The plan works. Phillips manages to track Tyndale down, earn his trust, and lead him into a narrow alley where soldiers are waiting to arrest him. After twelve years, Tyndale is finally captured and taken to a castle in Brussels. He’s thrown into a cold, damp dungeon. During the harsh winter of 1535, he writes, “I suffer greatly from cold in the head, and am afflicted by a perpetual [discharge], which is much increased in this cell. … My overcoat is worn out; my shirts are also worn out.” He also begs for a lamp because he’s forced to sit in the dark after the sun goes down.
After five hundred days or so, Tyndale finally gets his day in court, but his trial, by all accounts, was a mockery of justice. The authorities accused him of a long list of offensives. They said he taught justification by faith. They said he taught that the human will is bound by sin. They said he taught that there is no purgatory. Of course, he did believe and teach these things but not in contradiction to Scripture. Regardless, they deemed Tyndale an enemy of both church and state and condemned him as a heretic.
Tyndale was officially and publicly excommunicated and stripped of his priesthood. They made him stand before a crowd of spectators as they forced him to kneel. They scraped his hands with sharp glass to symbolize the loss of his privileges. They put the bread and wine of the Lord’s Supper into his hands, then took them away again. They put on his priestly robes, then stripped them off. He was given the death penalty and forced back into the dungeon, where priests and monks would come by to mock and harass him.
On October 6, 1536, Tyndale was paraded through the town to a place where a large cross was erected. Chains hung from the cross, and a pile of wood was positioned at the base. The guards bound his feet to the bottom of the cross, and a chain was fixed around his neck, holding him tight to the cross. Gunpowder was sprinkled over the wood pile. Once he was in place, Tyndale looked into the sky and cried out, “Lord, open the king of England’s eyes.”

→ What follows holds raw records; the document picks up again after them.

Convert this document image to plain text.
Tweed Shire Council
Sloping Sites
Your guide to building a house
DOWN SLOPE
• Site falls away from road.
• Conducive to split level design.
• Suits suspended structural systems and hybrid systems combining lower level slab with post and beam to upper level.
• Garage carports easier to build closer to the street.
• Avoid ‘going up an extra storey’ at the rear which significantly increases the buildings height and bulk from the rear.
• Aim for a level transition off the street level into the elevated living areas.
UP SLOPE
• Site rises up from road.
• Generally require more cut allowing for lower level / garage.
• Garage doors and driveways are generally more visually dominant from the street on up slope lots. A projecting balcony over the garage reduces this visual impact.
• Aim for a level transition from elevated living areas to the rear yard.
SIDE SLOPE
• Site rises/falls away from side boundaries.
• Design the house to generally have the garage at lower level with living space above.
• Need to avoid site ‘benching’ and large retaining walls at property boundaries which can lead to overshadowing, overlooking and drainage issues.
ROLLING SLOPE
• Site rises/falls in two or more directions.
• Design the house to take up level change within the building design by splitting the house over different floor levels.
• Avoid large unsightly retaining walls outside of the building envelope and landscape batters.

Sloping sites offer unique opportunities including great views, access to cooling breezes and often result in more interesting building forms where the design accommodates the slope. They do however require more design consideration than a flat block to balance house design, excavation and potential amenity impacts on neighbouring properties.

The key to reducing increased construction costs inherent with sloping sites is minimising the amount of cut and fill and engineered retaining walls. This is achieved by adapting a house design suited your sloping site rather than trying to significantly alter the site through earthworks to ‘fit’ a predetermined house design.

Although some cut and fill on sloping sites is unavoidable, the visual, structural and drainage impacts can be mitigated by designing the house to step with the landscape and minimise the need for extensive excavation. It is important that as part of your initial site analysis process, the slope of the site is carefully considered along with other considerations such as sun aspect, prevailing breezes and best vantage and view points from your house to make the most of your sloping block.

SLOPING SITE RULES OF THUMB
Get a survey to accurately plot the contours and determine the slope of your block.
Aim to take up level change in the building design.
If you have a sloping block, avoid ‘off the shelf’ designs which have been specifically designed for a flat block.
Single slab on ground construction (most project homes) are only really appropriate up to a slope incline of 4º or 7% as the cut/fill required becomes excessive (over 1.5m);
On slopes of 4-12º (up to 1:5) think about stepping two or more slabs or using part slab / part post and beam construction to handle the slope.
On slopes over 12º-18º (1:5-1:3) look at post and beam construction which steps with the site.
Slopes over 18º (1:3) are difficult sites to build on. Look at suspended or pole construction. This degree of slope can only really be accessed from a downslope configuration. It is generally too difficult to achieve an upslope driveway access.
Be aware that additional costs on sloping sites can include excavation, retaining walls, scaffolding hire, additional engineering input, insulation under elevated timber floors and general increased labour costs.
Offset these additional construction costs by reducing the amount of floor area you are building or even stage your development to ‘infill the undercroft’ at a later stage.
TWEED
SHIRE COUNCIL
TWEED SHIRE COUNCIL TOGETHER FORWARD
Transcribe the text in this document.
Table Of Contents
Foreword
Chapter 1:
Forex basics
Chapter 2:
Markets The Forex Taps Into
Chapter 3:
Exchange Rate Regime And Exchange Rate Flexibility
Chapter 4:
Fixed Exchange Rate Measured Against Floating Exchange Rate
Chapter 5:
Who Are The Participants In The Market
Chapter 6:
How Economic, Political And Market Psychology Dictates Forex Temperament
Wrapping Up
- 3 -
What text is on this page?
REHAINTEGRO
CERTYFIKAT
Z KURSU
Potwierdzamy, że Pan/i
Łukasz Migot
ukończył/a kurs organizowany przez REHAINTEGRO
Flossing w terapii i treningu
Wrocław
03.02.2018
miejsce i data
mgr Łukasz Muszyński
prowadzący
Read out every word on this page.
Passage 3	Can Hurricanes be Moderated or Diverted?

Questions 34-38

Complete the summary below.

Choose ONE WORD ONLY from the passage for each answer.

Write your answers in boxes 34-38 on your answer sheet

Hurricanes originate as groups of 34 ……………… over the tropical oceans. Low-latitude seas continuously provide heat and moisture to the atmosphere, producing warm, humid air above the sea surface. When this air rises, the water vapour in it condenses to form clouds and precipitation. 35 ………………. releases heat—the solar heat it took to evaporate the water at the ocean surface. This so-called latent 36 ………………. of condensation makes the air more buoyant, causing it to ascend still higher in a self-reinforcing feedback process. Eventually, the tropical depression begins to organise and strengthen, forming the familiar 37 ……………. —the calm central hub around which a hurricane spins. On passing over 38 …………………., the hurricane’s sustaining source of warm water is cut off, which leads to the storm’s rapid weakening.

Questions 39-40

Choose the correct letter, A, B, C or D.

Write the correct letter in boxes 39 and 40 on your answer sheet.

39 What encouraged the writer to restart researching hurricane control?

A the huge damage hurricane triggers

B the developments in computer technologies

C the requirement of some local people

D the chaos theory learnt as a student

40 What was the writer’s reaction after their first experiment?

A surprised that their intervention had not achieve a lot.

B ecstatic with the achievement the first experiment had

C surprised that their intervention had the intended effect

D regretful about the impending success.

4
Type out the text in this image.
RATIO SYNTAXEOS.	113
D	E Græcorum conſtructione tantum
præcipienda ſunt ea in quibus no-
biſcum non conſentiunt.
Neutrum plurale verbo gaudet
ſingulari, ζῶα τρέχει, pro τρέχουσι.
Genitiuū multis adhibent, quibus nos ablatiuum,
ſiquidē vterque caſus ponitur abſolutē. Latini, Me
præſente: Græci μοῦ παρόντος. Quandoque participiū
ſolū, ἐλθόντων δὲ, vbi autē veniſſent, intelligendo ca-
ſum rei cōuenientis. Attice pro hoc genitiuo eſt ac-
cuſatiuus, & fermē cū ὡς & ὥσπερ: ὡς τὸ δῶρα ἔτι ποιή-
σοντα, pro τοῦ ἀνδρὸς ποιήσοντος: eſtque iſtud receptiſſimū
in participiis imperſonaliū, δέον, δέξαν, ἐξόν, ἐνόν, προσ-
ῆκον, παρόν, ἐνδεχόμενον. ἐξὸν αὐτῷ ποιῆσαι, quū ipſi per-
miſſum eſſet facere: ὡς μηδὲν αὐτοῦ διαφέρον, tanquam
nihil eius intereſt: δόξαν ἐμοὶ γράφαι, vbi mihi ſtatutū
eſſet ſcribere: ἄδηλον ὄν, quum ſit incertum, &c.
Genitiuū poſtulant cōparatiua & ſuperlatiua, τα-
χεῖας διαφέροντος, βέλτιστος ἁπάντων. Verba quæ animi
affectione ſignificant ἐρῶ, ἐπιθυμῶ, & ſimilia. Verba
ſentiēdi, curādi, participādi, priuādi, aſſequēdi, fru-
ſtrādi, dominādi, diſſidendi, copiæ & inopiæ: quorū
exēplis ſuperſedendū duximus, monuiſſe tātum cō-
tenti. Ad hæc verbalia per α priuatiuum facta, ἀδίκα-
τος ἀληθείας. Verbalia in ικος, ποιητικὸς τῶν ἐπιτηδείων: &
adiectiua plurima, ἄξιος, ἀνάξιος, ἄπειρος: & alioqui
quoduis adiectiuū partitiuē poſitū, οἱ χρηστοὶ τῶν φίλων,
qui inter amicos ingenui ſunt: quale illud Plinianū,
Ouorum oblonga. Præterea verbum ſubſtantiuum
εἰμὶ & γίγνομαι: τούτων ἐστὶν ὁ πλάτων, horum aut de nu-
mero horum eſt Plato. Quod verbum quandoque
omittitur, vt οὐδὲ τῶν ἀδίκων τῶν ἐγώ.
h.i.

Tyndale’s executioner then pulled tight on the chain around his neck, strangling him. The crowd watched as he suffocated and died. Then, the executioner lit the gunpowder with a torch, and Tyndale’s body was blown up.
You should know that God did answer Tyndale’s final prayer. Less than a year after his death, Henry VIII was presented with an English Bible, largely based on Tyndale’s work, and he said, “If there be no heresies in it, then let it be spread abroad among all the people!” By the end of 1538, he issued a decree that an English Bible be placed in every church in England.
You should also know that it wasn’t only Tyndale’s mission that succeeded. The work he produced also prevailed. Today, we think of the King James Version of the Bible as the most influential piece of literature to have ever existed in the English language, and rightfully so, but did you know that eighty, possibly ninety percent of the King James’s New Testament and parts of the Old Testament are identical to Tyndale’s Bible? For all of the credit we give to the King James Version for shaping both the culture and the English language itself, William Tyndale actually deserves most of that credit.
As you may know, many of the great English translations today are direct descendants of the King James Bible—the Revised Standard Version, the New American Standard, the New King James, the English Standard Version, and so on. And again, the King James Bible is an immediate descendent of the Tyndale Bible. Whether we use one of these translations or not, we still owe God our praise for calling William Tyndale into service and giving Tyndale the passion he did. We owe both our Bibles and, in large part, our language to Tyndale. He was God’s instrument in bringing the English-speaking world out of the darkness.